兩人的目光交觸之間,暗湧的駭浪無聲包裹了這間客房,將兩人的氣氛降至如上一次訣別般的冰點。
辛巴德好似早已習慣了這樣倏然繃緊的時刻,他似笑非笑道:“看來諾倫也告訴了你不少事,難怪你會選擇去幫阿拉丁,你應該很不認同我接下來想要做的事吧。”
阿拉丁阿拉丁,張口閉口就是他,辛巴德就是想激她說出來。赫爾加鬱悶地別過頭,但她就是不想告訴現在這種唯我獨尊心態的辛巴德。
“你還在為我所做的事生氣麼?阿裡巴巴之死確實與我無關,練白龍和我的秘密合作他早該與阿裡巴巴講明,洛昌死戰本該可以避免。而利用紅玉公主一事,這是我無法選擇的,強敵宣戰,任哪位王都會想保全國家。至於煌帝國內的那些動亂,也是出於我個人的考量才這麼佈置的。沒有讓你去知曉這些又讓你深陷其中,是我的錯,但我以為你不會這麼憤怒……”
看著不為所動的眼前人,辛巴德一字一頓道:“你不是曾對我承諾過,如果是為了辛德利亞,我可以利用你的力量麼。”
“……不要再說這種話來激怒我了,這沒有用。辛,你的雄辯如果是用來蠱惑人心的話,那不應該選擇我。”
赫爾加站了起來,凝視著沙發上笑容溫煦卻也無比冷淡的會長,恍然中好像又回到了海底迷宮那場支離破碎的幻境裡,心中更是一痛。
他記得她說過為了辛德利亞可以利用她,難道不記得在更早時候,她的承諾其實並沒有加上“為了辛德利亞”,而僅僅是“你”麼。
哈,那時候的辛巴德可沒有為了讓她說出秘密就激怒她,那時候的辛巴德告訴她……不想說就不用說,他們的關系並不需要互相猜忌。
她自嘲一笑。

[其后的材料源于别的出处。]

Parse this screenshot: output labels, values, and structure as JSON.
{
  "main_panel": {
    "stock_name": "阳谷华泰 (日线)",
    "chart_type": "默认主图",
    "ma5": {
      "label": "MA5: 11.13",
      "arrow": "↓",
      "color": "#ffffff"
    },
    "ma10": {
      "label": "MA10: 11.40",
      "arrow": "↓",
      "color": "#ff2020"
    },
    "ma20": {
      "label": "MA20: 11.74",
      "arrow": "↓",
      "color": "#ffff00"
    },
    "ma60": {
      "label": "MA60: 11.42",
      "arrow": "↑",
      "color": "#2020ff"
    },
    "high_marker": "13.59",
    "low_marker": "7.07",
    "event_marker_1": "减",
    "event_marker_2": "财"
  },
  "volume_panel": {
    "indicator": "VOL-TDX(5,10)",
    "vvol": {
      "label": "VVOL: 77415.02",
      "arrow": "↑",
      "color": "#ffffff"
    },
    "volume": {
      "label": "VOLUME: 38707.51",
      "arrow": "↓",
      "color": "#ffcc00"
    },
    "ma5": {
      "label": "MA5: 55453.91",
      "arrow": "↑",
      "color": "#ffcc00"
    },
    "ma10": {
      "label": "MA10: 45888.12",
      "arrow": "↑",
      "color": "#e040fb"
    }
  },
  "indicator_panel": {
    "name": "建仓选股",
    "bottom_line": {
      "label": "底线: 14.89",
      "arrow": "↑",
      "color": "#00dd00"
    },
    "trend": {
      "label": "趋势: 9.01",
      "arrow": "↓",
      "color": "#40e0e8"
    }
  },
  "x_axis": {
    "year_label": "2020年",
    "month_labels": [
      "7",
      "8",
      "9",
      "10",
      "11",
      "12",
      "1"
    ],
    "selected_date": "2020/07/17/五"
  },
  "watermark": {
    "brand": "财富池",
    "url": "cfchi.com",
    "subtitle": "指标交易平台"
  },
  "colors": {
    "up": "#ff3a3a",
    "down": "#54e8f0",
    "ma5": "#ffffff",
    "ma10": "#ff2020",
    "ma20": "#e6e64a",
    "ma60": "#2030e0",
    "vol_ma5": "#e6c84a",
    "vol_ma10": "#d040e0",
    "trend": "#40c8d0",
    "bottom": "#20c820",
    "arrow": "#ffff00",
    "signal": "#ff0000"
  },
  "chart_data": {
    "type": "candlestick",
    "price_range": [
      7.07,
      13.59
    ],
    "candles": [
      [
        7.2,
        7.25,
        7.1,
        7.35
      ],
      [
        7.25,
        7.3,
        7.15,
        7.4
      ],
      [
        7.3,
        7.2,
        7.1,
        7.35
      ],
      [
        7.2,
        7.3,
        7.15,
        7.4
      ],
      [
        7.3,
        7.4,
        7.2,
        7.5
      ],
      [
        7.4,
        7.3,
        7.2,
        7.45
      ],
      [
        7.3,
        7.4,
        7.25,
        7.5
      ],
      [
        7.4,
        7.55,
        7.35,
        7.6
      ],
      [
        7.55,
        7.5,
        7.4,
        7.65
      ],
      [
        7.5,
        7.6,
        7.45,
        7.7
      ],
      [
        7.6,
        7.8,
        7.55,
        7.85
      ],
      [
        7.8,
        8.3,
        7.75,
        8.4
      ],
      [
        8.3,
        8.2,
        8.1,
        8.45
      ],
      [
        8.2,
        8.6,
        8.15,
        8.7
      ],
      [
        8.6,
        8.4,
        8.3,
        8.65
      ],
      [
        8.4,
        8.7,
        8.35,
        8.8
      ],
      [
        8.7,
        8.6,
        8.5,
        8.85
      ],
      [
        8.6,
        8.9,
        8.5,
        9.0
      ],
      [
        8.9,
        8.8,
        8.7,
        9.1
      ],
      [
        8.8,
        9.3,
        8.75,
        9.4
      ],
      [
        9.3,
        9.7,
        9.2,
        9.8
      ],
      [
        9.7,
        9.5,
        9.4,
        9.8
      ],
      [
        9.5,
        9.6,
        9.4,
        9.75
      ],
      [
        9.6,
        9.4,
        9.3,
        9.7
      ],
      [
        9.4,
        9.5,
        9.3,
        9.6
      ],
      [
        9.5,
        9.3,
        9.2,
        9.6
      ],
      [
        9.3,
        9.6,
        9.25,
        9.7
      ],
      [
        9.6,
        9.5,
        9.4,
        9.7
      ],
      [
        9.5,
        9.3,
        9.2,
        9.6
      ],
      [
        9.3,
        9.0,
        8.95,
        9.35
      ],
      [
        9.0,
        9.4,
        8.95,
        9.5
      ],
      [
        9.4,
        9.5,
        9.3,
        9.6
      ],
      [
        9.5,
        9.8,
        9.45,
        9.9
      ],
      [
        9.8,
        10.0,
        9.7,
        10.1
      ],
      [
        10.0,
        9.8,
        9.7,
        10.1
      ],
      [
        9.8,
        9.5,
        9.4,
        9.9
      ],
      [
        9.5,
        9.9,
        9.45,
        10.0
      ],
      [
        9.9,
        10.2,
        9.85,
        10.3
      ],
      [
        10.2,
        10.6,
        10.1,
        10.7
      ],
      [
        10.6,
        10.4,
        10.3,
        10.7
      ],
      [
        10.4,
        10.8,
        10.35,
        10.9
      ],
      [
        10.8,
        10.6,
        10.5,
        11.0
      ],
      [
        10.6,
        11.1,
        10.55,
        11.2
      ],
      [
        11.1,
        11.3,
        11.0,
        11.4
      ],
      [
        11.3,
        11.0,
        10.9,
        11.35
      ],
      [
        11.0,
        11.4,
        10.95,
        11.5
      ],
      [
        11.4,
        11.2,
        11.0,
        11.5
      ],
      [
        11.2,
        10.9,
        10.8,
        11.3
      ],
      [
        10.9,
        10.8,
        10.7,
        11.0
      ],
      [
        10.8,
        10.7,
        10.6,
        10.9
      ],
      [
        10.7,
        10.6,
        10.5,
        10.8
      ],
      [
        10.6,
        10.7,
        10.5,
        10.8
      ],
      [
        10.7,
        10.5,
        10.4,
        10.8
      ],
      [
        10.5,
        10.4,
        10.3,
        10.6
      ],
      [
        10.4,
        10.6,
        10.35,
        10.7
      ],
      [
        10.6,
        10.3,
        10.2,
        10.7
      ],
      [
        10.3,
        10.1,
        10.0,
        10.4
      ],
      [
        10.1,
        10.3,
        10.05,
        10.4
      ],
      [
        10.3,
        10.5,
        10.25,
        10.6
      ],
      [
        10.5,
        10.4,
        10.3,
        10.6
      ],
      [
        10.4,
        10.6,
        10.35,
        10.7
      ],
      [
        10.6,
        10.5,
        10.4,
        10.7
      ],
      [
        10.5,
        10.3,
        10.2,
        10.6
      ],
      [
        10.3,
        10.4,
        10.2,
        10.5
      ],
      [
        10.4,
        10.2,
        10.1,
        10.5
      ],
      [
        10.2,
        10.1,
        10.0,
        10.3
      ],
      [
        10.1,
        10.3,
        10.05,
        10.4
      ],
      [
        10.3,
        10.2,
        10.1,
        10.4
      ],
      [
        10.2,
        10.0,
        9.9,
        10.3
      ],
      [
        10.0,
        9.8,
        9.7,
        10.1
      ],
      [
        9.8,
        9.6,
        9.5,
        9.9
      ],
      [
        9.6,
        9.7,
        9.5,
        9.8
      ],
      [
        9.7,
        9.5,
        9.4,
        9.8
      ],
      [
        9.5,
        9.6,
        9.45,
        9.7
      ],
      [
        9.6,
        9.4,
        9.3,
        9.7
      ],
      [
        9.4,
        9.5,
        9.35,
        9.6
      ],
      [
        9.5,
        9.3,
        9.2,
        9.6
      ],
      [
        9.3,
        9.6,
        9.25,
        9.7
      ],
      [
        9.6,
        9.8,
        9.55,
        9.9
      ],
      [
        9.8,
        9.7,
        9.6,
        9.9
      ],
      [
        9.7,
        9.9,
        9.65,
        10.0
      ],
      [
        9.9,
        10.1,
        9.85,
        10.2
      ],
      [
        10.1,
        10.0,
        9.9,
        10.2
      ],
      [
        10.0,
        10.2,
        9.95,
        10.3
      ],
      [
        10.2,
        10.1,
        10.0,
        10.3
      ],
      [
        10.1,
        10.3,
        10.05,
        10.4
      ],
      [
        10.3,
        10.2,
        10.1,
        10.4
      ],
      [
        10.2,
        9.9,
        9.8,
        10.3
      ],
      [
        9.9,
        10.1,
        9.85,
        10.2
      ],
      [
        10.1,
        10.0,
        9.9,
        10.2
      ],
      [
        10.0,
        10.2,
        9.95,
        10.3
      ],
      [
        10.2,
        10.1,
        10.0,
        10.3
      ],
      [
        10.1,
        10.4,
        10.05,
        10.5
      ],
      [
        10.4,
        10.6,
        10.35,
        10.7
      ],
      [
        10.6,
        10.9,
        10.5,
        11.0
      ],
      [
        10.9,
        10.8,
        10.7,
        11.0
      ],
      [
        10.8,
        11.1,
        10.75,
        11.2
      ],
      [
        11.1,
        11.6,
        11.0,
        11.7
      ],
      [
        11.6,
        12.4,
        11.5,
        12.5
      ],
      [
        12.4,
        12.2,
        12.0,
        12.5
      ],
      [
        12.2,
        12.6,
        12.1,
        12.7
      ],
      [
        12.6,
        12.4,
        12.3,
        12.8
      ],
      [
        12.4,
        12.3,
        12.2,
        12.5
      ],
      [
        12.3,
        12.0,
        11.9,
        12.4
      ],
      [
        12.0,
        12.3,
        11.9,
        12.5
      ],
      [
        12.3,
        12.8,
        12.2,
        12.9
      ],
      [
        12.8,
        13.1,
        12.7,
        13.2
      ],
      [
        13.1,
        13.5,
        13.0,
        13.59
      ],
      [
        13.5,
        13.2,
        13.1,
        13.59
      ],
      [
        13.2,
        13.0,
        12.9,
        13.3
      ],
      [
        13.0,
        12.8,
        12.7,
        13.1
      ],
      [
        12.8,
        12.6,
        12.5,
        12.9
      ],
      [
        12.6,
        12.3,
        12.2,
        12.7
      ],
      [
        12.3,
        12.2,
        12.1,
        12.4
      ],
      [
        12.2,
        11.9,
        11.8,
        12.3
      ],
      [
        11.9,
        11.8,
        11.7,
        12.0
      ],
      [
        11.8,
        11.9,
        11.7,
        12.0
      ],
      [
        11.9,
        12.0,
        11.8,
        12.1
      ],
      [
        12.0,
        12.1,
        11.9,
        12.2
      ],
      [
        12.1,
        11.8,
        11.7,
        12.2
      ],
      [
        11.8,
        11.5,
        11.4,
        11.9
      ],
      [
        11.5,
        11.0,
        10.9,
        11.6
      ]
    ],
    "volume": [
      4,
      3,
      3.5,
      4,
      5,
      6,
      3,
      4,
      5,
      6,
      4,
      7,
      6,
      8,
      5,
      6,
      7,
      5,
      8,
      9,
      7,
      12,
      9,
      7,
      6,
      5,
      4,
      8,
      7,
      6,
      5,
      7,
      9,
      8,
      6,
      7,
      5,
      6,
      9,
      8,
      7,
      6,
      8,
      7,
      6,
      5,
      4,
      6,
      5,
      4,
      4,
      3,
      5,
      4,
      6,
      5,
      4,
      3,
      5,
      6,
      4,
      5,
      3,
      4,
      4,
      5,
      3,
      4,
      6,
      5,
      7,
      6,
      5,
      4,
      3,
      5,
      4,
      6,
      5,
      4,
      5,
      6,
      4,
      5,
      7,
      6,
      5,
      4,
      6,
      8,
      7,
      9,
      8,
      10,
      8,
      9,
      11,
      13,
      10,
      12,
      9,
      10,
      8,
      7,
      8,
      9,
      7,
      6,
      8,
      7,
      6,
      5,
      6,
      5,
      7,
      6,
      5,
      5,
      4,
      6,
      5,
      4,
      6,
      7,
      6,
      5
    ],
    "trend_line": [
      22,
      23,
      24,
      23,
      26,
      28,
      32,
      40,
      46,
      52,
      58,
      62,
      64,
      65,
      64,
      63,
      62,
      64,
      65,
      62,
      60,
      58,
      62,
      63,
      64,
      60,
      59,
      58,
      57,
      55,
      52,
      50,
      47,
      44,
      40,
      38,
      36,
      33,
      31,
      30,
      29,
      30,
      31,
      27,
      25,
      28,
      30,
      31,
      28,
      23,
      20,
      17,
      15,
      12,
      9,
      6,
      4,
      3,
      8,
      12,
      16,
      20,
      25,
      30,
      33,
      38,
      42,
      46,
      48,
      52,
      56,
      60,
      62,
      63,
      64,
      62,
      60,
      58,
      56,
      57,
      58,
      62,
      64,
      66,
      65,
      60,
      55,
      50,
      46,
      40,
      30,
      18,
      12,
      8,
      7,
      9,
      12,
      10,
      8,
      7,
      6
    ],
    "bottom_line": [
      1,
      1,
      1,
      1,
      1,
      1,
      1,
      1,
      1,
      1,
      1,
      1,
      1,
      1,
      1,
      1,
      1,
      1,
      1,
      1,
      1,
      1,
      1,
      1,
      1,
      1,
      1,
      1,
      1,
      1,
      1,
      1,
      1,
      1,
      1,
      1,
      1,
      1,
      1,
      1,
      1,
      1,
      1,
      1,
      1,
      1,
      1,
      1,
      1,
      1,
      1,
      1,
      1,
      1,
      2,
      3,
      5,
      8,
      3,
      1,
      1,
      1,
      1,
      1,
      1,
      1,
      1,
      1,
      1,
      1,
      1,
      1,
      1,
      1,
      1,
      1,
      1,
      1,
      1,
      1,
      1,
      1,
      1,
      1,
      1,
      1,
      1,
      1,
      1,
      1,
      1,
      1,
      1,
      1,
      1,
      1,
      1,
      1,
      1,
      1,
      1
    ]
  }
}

她還是被辛巴德的話語刺激了,否則身體也不會不由自主站了起來,緩緩逼近了這個男人。
和大衛合作以後,這個人就變成了這種不可一世的模樣,覺得什麼事都非他不可:他是特異點,他能看穿這個世界的命運,他知道他必須如此選擇——即使知道這是辛巴德了卻心念所必經的過程,可她還是好恨大衛。
大衛大衛大衛,該死的大衛,一想到這個惡心的男人正在辛巴德的體內囈語,她就想把這個死而不僵的存在給撕碎。
兩手將辛巴德抵在椅背上,她抬膝邁了上去,兩目中盡是極致憤怒過後的瘋狂:
“是啊,我是說過盡管利用我,可你利用人總是不會利用至底線,總是會將他人護在身前,利刃擋在身後,這就是你最溫柔的利用。可我寧可你利用我,利用我做盡所有,利用我替你去死——將我利用至死,我寧可你這麼對我!但你,總是不會這麼做……”
“你是覺得憑我之力保護不了辛德利亞嗎?你是覺得我無法參與你和大衛的行動嗎?你不是也見識過了,我有保護一個國家的實力也有摧毀一個國家的實力嗎?我催逼著自己變強,可你心底難道就不清楚我的強大為誰而生嗎,你為什麼不用我的力量?為什麼?!”